A transformação de uma satisfação imediata para outra, adiada (sob o pressuposto da segurança); se por um lado implica em restrição do prazer; por outro, significa uma repressão sendo construída, transformando a atividade lúdica no esforço do trabalho. A receptividade substituída pela produtividade é a confirmação não só da reelaboração dos instintos. Demonstra ainda um panorama de mudanças precípuas, numa estreita relação com a estrutura organizacional da sociedade fundamentada no trabalho. A restrição do prazer e da atividade lúdica levam a um direcionamento da energia (antes despendida naquele âmbito) ao trabalho, canalizada, posteriormente, à produtividade.
O conceito de trabalho, tanto quanto a ideia de produtividade nele gerada, são suportes da reelaboração dos instintos que adiam a satisfação imediata, em função da segurança de uma satisfação menor, mas garantida. Além disso, as necessidades são desenvolvidas na sociedade em detrimento de uma possível vontade individual, significando, com efeito, que os indivíduos internalizam necessidades assemelhadas às individuais, porém, de fato, socialmente engendradas. Considerando o trabalho enquanto fruto da energia liberada com a restrição do prazer e das atividades lúdicas, ele é de ser visto como um esforço penoso, alienado e sem gratificação, contudo, necessário à sobrevivência.
Por meio do trabalho, a sociedade se desenvolve e garante a existência de seus componentes. Através dele, essa sociedade racionalizada exerce sua forma de dominação, reproduzindo as condições repressivas de maneira ampliada. Por isso, a possibilidade de uma sociedade não repressiva está condicioinada à implementação de um novo referencial de trabalho.
A sociedade racionalizada é a vitória da 'realidade' enquanto 'princípio', primado específico que governou as origens e a evolução da civilização humana. Este fundamento calcado na realidade é identificado como a base do 'desempenho': sob seu domínio, a sociedade é estratificada de acordo com os desempenhos econômicos concorrentes dos seus membros; uma sociedade aquisitiva e antagônica no processo de constante expansão, a pressupor um longo desenvolvimento, durante o qual a dominação foi ascendentemente racionalizada. Este controle sobre o trabalho social já então reproduz a sociedade numa escala ampliada e sob condições repressivas.

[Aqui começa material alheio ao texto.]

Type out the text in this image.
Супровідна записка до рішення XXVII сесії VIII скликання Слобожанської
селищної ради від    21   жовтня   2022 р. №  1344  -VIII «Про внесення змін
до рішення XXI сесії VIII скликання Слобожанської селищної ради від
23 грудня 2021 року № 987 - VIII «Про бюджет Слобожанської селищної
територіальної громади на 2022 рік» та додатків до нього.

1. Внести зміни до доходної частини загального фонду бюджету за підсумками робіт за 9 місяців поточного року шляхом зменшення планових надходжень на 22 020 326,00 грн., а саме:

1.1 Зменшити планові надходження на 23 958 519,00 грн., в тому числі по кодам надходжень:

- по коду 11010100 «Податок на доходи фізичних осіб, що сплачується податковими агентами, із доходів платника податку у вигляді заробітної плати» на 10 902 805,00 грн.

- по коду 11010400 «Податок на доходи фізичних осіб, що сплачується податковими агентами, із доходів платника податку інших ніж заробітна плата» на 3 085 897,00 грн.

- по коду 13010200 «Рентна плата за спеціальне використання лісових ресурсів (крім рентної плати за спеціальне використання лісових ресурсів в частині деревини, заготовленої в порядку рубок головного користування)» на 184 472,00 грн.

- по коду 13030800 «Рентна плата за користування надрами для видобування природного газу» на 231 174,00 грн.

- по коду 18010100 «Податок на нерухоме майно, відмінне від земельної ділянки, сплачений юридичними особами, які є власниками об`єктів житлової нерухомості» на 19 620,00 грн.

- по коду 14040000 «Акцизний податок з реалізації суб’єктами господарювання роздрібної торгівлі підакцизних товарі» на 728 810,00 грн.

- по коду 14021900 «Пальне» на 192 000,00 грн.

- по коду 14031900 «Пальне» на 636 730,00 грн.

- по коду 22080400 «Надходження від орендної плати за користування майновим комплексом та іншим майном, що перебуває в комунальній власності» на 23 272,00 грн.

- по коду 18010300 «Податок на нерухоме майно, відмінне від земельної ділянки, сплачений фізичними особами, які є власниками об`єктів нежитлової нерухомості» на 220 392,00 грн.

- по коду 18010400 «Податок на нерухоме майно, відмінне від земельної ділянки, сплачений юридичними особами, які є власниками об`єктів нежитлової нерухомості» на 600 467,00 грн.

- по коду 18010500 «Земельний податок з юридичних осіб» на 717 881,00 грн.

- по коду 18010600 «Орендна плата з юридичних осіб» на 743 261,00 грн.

Durante uma considerável parte dessa evolução, os interesses de dominação e os interesses do todo coincidem: a utilização lucrativa do sistema produtivo satisfaz às necessidades e faculdades dos indivíduos. Para a esmagadora maioria da população, a extensão e o modo de satisfação são determinados pelo seu próprio trabalho; mas é um trabalho para uma engrenagem que não controla, que funciona como um poder independente a que os indivíduos têm de submeter-se, a menos que não queiram viver. E torna-se tanto mais estranho quanto mais especializada se torna a divisão do trabalho.
Os homens não vivem sua própria vida, mas desempenham apenas funções pré-estabelecidas. Enquanto trabalham, não satisfazem suas próprias necessidades e faculdades, mas trabalham em alienação, O trabalho, agora, tornou-se geral, assim como as restrições impostas à libido: o tempo de trabalho, que ocupa a maior parte do tempo de vida de um indivíduo, é um tempo penoso, visto que o trabalho alienado significa ausência de gratificação, negação do princípio de prazer.
A libido é desviada para desempenhos socialmente úteis, em que o indivíduo trabalha para si mesmo somente na medida em que trabalha para o sistema, empenhado em atividades que, na grande maioria dos casos, não coincidem com suas próprias faculdades e desejos. Acrescente-se a este raciocínio o fato de que os indivíduos podem nem saber quais são de fato os seus desejos e suas próprias faculdades. Resta claro, esta é análise que se faz na predominância exercida pelo sistema capitalista. Um ponto de partida para reflexões.